Kogo H, Iida H, Inazu N, Satoh T
Prostaglandins Leukot Med. 1986 Apr;22(1):11-20. doi: 10.1016/0262-1746(86)90018-1.
The present study was designed to investigate the effects of chlorpromazine (CPZ) on the formation of 13,14H2-PGF2 alpha in rat ovary and the possibility that the "critical period" observed in the effect of CPZ for the blockade of ovulatin may be appreciated by measuring the formation of 13,14H2-PGF2 alpha as a parametor. When CPZ (4.0 mg/kg) was given s.c. at 10:00 a.m. once a day for 3 days from the first day of diestrus to the expected day of proestrus followed by sacrifice after 24 hours of the final injection, a significant inhibition was recognized in the formation of 13,14H2-PGF2 alpha in ovary. The effects of a single injection of CPZ were also determined 24 hours after injection at 10:00 a.m. on the day of diestrus I, diestrus II or proestrus. The results showed that the drug treatment on the day of proestrus significantly decreased the formation of 13,14H2-PGF2 alpha, but not on the day of diestrus I or II. When the formation of ovarian 13,14H2-PGF2 alpha was inhibited by CPZ treatment, the blockade of ovulation was also confirmed. A single injection of CPZ at 05:00 and 07:00 after the "critical period" on the day of proestrus did not inhibit the 13,14H2-PGF2 alpha formation in the rat ovary. It is concluded that the administration of CPZ before the "critical period" on the day of proestrus is effective in suppressing the ovarian 13,14H2-PGF2 alpha formation as well as on the blockade of ovulation.

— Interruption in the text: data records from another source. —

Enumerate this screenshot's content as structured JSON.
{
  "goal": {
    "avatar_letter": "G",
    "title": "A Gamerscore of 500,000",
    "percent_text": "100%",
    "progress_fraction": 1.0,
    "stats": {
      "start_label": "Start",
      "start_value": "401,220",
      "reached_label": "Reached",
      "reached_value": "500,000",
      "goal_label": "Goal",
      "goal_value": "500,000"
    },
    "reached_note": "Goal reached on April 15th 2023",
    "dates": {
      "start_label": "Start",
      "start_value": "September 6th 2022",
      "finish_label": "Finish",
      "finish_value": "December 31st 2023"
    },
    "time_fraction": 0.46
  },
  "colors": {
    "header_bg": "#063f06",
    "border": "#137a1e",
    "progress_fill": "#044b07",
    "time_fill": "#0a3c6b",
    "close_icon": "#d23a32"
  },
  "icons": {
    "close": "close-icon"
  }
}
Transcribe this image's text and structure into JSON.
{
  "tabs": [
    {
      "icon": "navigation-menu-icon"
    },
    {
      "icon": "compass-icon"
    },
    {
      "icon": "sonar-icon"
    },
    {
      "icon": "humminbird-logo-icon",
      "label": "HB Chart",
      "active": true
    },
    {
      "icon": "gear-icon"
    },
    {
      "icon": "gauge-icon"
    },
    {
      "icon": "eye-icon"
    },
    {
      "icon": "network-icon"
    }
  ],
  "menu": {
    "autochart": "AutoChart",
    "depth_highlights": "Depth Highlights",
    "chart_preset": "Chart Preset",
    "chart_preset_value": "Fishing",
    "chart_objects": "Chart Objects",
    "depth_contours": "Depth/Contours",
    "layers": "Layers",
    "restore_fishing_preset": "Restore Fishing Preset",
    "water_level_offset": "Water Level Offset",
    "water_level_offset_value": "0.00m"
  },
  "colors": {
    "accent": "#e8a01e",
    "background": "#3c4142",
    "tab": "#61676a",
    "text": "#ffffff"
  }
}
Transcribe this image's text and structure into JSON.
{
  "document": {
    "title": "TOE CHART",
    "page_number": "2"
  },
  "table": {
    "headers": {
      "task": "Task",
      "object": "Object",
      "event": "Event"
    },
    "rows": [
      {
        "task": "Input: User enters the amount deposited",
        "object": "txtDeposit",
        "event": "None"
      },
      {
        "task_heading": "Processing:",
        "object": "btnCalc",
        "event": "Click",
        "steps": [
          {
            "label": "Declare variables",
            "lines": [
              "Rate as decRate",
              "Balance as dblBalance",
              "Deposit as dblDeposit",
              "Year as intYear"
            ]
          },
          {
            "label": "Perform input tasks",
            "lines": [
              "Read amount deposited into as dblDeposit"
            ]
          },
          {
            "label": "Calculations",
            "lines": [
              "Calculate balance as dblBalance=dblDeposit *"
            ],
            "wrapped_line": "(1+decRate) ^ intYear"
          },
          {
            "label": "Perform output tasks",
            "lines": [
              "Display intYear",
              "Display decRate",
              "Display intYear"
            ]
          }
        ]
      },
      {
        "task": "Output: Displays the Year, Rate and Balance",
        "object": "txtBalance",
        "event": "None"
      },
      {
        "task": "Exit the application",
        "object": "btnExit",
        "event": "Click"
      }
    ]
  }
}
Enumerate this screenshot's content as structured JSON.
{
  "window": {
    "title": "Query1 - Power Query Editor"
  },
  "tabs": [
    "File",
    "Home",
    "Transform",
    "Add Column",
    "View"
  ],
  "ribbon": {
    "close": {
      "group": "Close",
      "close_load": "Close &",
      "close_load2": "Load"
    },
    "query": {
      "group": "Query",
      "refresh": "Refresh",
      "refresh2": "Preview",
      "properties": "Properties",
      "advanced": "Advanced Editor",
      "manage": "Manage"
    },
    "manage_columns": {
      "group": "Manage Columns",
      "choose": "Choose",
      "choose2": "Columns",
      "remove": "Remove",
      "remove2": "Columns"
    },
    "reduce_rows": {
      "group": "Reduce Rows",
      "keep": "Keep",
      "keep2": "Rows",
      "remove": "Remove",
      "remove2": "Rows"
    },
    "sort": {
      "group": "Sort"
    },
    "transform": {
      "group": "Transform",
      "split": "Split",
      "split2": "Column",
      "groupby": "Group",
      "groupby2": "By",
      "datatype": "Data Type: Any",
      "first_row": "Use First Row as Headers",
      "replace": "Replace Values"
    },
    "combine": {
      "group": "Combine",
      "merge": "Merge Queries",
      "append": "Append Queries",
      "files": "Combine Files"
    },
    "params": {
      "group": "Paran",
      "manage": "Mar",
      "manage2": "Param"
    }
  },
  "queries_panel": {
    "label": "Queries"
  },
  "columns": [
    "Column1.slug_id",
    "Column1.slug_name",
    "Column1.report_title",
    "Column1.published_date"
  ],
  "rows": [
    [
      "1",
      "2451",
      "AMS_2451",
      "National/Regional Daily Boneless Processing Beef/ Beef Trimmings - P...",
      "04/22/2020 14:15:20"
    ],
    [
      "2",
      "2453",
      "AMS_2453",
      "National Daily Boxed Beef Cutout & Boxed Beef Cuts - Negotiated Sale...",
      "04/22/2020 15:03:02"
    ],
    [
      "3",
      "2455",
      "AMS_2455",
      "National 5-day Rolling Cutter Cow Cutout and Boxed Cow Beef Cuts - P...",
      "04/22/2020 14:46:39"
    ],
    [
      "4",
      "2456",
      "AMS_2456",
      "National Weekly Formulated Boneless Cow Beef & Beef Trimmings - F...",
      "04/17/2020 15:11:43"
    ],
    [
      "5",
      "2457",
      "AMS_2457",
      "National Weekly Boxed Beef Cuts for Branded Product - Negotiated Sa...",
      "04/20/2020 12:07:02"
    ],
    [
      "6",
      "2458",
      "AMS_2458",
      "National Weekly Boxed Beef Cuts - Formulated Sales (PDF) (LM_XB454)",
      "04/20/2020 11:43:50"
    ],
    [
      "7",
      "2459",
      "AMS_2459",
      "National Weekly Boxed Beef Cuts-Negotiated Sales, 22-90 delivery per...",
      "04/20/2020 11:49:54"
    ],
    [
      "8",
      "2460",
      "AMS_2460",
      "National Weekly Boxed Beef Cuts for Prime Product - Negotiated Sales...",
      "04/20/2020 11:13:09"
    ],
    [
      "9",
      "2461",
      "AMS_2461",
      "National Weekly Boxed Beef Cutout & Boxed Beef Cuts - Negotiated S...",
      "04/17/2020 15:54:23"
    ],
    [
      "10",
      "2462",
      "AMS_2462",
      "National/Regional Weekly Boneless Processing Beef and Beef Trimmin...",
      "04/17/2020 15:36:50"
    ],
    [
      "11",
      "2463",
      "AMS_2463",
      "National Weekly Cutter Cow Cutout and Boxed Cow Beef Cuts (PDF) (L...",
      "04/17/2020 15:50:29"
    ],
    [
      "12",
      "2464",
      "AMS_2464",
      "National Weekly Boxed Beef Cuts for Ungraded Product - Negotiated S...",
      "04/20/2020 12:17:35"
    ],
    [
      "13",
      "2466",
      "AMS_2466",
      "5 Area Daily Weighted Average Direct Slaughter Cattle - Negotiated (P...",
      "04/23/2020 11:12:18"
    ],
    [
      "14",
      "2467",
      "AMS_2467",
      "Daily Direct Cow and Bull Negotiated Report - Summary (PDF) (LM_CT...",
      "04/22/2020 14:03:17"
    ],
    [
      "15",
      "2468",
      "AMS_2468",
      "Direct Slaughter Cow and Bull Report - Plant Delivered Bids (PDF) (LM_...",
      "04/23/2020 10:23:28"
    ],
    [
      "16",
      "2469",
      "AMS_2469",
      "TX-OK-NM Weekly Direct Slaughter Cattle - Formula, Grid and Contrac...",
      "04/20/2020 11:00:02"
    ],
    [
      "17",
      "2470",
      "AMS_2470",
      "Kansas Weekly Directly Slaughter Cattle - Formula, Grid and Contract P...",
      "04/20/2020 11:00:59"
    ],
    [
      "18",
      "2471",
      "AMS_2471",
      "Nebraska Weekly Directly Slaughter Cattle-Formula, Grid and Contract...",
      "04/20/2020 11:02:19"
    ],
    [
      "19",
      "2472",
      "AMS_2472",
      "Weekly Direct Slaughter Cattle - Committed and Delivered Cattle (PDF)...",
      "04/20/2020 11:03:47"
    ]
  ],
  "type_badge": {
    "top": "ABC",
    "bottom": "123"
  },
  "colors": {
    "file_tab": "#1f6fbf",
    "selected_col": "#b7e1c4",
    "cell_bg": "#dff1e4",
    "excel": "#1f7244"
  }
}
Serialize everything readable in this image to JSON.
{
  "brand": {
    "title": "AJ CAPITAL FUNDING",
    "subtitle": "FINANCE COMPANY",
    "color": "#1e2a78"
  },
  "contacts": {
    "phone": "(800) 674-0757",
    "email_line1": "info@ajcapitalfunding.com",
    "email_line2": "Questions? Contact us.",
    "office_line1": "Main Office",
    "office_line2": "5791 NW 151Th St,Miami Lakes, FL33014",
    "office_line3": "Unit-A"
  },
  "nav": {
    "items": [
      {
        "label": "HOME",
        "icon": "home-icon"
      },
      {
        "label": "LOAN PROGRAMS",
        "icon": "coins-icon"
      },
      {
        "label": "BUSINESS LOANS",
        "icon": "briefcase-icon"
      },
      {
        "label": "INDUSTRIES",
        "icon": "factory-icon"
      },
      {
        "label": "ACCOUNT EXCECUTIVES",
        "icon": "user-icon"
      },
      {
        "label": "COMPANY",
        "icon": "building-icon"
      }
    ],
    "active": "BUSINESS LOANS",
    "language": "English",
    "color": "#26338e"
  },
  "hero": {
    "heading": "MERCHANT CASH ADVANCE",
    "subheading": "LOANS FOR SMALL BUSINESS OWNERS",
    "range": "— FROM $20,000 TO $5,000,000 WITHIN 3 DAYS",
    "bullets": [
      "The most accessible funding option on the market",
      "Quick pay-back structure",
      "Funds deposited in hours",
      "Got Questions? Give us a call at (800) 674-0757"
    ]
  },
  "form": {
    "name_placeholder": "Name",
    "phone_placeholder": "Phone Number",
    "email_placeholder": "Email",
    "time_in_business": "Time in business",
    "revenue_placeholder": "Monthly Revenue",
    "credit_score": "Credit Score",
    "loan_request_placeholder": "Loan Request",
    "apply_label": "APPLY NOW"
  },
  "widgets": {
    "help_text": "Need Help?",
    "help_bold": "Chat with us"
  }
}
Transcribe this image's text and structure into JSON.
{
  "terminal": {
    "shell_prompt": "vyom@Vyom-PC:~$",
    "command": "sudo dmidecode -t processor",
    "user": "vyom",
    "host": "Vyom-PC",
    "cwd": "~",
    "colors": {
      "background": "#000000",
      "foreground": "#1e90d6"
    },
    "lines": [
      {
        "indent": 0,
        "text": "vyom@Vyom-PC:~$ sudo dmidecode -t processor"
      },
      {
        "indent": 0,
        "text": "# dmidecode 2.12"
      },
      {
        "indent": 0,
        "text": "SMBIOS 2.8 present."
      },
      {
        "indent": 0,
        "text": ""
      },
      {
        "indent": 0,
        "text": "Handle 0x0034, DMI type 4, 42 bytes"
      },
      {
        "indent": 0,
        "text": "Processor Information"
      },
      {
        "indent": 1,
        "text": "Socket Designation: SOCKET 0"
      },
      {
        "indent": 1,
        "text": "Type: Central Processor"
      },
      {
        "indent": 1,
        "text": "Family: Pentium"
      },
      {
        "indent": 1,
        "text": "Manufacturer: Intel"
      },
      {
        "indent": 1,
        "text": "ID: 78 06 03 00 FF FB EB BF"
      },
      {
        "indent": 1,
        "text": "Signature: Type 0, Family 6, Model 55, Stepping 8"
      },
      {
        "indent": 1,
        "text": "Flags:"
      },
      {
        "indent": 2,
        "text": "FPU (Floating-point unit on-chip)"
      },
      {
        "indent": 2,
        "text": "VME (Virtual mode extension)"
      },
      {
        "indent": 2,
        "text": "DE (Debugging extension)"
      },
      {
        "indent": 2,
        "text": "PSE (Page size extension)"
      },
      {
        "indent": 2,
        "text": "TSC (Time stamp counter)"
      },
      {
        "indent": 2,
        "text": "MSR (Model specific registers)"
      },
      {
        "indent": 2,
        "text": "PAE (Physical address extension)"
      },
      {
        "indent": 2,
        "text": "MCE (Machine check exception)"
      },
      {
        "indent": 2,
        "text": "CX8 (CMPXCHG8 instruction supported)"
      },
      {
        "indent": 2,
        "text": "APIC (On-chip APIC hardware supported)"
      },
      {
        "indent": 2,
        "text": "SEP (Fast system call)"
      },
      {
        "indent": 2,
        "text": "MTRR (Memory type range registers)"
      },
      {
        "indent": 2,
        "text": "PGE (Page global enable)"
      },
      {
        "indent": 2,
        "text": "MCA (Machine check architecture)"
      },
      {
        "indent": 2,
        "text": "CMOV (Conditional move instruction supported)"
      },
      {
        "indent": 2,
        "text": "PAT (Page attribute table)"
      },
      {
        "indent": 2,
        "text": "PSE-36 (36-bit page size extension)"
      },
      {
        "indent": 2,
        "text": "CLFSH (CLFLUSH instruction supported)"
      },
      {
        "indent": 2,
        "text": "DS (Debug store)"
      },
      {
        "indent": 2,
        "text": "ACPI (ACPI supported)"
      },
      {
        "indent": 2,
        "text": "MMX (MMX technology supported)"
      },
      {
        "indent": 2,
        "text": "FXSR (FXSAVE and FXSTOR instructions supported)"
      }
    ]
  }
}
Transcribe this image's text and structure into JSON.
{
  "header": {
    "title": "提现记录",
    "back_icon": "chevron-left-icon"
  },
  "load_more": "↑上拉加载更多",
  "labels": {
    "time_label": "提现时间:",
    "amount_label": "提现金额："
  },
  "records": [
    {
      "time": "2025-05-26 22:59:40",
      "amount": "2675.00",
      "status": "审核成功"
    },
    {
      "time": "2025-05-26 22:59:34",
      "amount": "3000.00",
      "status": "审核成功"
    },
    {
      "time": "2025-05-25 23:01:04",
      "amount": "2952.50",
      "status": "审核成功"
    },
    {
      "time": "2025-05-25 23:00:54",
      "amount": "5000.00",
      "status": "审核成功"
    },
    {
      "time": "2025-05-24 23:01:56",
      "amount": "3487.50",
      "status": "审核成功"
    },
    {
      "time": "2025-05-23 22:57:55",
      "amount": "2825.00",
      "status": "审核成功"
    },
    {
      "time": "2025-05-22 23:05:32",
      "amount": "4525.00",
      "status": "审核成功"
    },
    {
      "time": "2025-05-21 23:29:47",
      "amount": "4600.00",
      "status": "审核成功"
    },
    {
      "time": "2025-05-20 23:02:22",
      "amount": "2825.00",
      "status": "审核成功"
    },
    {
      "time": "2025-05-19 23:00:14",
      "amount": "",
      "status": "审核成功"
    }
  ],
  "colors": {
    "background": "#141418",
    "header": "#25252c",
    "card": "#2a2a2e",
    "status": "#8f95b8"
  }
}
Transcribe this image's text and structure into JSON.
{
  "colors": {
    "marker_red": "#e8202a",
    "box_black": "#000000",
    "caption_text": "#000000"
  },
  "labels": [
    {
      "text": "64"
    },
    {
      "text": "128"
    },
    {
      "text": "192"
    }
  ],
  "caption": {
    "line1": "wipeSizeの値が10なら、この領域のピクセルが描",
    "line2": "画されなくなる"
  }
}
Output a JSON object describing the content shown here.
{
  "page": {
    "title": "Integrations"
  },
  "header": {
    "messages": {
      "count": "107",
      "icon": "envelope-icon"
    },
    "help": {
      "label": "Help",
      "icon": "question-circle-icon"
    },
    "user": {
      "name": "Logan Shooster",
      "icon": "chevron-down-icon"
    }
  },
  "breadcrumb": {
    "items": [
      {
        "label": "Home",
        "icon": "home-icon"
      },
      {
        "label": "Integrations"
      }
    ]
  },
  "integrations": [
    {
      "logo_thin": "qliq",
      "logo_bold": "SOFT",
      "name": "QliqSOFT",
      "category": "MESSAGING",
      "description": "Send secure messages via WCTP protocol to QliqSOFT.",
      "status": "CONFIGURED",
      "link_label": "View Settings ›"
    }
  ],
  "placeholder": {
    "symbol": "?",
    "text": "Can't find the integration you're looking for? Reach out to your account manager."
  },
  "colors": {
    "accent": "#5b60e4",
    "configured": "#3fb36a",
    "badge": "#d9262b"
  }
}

本研究旨在探讨氯丙嗪(CPZ)对大鼠卵巢中13,14H2-PGF2α形成的影响,以及通过测量13,14H2-PGF2α的形成作为参数来评估CPZ阻断排卵作用中观察到的“关键期”的可能性。从间情期第一天至预期的发情前期,每天上午10:00皮下注射CPZ(4.0mg/kg),连续3天,最后一次注射24小时后处死大鼠,结果发现卵巢中13,14H2-PGF2α的形成受到显著抑制。在间情期I、间情期II或发情前期的上午10:00注射CPZ 24小时后,也测定了单次注射CPZ的效果。结果显示,发情前期给药显著降低了13,14H2-PGF2α的形成,但在间情期I或II给药则无此效果。当CPZ处理抑制卵巢13,14H2-PGF2α的形成时,也证实了排卵受到阻断。在发情前期“关键期”之后的05:00和07:00单次注射CPZ,并未抑制大鼠卵巢中13,14H2-PGF2α的形成。结论是,在发情前期的“关键期”之前给予CPZ可有效抑制卵巢13,14H2-PGF2α的形成以及阻断排卵。